Novel Biomaterials To Control Igf-I Binding And Enhance Chondrocyte Gene Therapy

Abstract

Articular cartilage lesions could lead to Osteoarthritis (OA) due to the inability of cartilage to heal. Gene therapy could be used to genetically engineer chondrocytes to repair cartilage lesions. A current challenge in gene therapy is the transient exposure of the gene product and growth factor to the cells. This transient exposure of the growth factor is not sufficient to promote tissue generation. This thesis reports the development of a new material engineered to have high affinity for a therapeutic gene product. The growth factor studied in this thesis is insulin-like growth factor-I (IGF-I) for its highly anabolic effects in cartilage. One of the ways that cartilage stores IGF-I is through a group of insulin-like growth factor binding proteins (IGFBPs), such as IGFBP-5. IGF-I binding peptide sequence from IGFBP-5 was grafted onto alginate in order to retain the endogenous IGF-I produced by transfected chondrocytes.

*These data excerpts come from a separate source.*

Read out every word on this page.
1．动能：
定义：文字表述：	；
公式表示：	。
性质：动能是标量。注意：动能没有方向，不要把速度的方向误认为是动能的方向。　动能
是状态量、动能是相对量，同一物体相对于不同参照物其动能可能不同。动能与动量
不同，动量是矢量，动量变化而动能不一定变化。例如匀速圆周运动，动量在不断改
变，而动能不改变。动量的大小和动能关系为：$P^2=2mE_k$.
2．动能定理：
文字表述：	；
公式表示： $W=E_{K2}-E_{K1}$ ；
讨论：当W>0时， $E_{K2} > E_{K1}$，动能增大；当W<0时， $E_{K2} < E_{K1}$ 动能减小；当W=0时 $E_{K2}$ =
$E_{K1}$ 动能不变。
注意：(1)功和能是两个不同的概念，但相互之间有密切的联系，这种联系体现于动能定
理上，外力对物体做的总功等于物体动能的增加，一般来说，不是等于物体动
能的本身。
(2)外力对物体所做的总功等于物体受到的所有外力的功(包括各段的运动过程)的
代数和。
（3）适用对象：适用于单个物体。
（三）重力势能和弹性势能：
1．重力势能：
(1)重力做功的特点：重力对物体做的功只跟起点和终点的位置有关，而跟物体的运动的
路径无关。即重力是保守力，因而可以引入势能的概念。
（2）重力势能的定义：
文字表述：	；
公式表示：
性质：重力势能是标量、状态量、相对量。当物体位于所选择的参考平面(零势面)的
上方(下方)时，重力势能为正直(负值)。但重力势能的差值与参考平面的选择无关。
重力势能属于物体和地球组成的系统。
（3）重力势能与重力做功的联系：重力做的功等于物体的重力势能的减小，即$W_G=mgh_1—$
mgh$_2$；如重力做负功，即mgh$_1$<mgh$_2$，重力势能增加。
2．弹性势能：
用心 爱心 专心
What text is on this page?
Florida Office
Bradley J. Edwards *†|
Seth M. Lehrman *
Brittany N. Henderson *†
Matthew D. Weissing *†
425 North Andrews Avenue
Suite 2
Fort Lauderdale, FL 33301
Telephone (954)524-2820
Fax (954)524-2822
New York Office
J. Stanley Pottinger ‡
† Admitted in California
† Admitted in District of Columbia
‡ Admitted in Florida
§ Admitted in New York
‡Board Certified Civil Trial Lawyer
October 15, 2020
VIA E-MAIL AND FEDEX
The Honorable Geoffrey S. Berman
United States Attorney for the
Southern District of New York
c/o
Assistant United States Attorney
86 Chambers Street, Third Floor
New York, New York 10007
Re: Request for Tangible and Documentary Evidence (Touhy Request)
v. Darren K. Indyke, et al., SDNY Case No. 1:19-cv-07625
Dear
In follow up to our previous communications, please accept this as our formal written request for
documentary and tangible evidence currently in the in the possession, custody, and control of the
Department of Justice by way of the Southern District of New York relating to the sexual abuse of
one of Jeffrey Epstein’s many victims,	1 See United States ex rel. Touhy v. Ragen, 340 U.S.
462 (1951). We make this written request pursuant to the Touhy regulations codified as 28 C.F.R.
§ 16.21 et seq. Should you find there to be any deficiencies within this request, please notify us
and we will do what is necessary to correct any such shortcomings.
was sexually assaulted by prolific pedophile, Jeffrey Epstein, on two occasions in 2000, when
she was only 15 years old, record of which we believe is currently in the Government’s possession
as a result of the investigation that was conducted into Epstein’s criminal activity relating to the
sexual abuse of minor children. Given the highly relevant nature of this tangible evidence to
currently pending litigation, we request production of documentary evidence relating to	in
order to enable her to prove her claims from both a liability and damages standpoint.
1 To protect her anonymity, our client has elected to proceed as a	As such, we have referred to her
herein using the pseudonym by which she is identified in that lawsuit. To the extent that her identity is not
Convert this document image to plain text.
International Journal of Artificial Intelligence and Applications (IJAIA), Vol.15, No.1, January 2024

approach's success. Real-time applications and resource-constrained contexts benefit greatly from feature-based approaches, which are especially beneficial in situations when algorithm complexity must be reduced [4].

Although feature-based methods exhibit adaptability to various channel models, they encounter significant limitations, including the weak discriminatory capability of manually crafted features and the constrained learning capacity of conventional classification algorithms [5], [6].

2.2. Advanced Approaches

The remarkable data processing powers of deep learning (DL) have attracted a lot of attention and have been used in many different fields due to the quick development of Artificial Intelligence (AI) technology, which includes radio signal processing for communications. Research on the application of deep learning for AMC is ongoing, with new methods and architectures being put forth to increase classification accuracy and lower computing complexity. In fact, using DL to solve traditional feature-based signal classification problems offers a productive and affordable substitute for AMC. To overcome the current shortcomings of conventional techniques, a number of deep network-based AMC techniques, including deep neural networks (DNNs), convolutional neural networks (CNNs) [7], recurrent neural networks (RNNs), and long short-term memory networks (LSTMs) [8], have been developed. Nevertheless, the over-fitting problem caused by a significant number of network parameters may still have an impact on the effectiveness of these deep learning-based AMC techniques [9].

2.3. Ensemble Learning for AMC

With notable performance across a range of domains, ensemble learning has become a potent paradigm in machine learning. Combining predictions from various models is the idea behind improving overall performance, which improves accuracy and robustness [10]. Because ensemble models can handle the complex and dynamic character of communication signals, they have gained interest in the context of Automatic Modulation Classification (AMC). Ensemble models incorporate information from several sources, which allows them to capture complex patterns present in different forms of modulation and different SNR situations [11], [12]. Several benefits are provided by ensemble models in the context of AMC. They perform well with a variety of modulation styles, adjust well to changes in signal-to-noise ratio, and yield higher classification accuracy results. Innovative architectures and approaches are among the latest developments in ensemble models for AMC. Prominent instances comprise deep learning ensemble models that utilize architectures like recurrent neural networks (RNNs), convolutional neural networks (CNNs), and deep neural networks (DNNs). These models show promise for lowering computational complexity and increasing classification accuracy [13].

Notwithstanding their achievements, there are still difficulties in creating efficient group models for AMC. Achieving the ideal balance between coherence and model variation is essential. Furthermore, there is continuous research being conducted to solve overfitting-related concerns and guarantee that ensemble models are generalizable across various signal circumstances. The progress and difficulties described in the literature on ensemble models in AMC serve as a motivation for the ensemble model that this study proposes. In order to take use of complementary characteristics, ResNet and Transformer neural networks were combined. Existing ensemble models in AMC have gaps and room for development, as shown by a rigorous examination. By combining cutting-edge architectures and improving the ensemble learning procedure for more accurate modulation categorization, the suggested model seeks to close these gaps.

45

The chosen peptide sequence was KPLHALL due to its proximity to IGF-I in vivo. However, the reaction efficiency of KPLHALL is affected by the electrically charged side chain of Lysine, Ɛ amino group NH3+. In order to perform the carbodiimide chemistry, the Ɛ amino group NH3+ had to be protected with a protecting group. After attaching the amino acid sequence, the protecting group had to be removed with a base or acid. Such treatments can reduce the reaction efficiency by possibly reacting with the alginate or with other peptide sequences in its vicinity. The deprotection step could be avoided by using peptide sequences that avoid Lysine, but such modifications may affect the affinity of the peptide to IGF-I. Therefore, new materials were developed to test the relationship between the peptide lengths, the efficiency of grafting, and their binding affinity for IGF-I. KPLHALL, PLHALL and ALL sequences were compared by assessing the efficiency of grafting to alginate, the ability of modified polymers to bind IGF-I, and the ability to enhance matrix production by transfecting chondrocytes to produce IGF-I. This study reinforced the importance of IGF-I and the utility of controlling both growth factor production and binding, yielding an increase in matrix production.